With nine full-lengths behind them since their formation in 2008, the band has acquired a dedicated, cult-like global following (the Mademoiselle album, for example, reaching 7million views on YouTube). Off the back of their last album, Montage Images of Lust & Fear, The Underground Youth set off on a 50+ date European tour, their first run of shows around Asia and were also in the middle of their first USA/Canada tour when Covid-19 hit, sadly cutting it short.
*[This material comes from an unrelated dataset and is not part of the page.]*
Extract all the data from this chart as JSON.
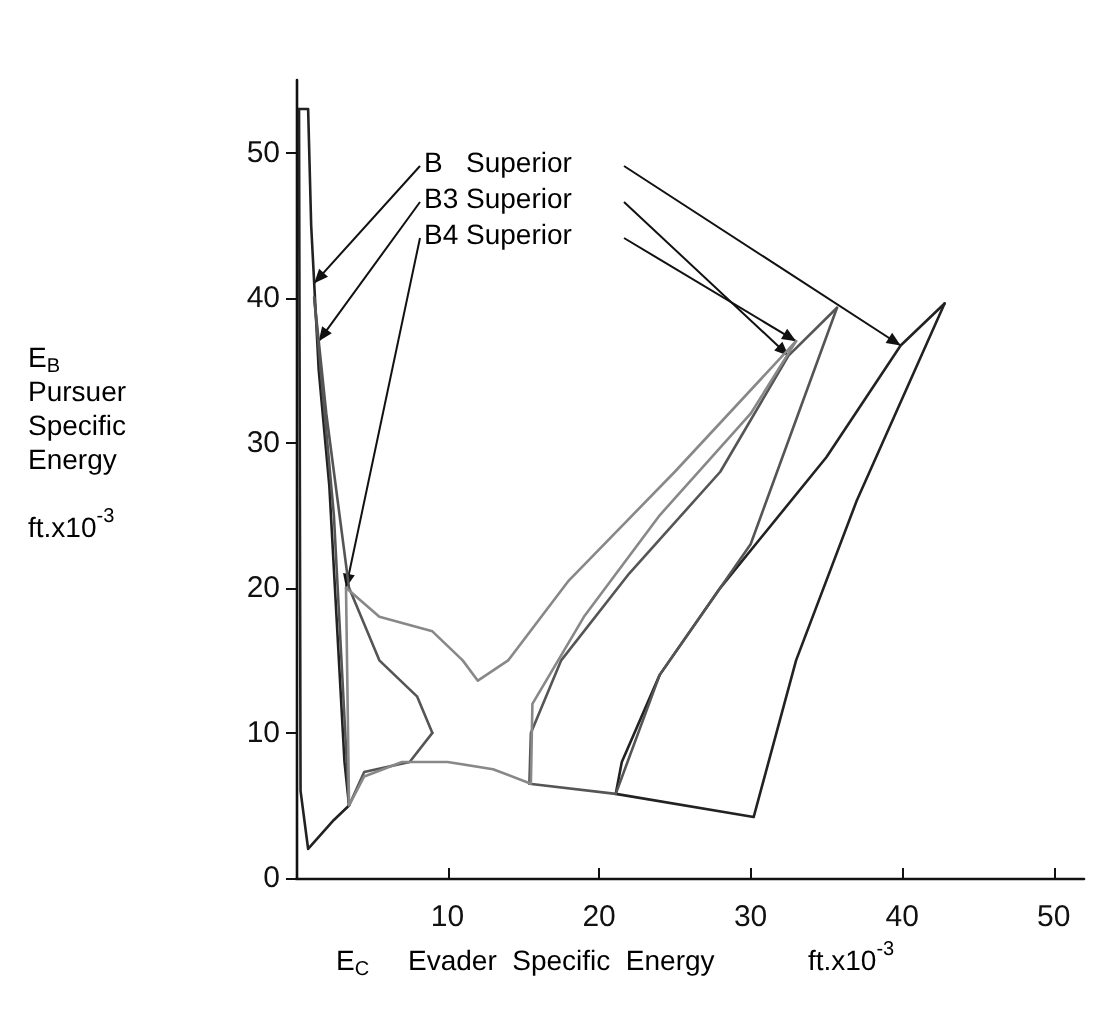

With the original plans of heading into the studio upon their return from their US tour grinding to a halt – the tour cancelled midway through and followed by months of isolation in their Berlin apartments – the album is very much a product of the distressing and unfamiliar world we now find ourselves in.

As a result of the pandemic, The Falling was recorded between Craig and guitarist/producer Leo Kaage’s apartments-turned-home-studios (also in the band is Craig’s wife, the artist Olya Dyer, and Max James, who formerly played in Johnny Marr’s live band): “The album sees me going back to my writing approach from our earliest records, writing the demos as stripped back acoustic tracks at home. What started out as a set of romantic and deeply personal songs also took on the surrounding frustrations and feelings towards the situation we found ourselves in. Born from the heartbreak of how the worldwide pandemic has changed the industry we were thriving within, this album also functions as a love letter to the past.”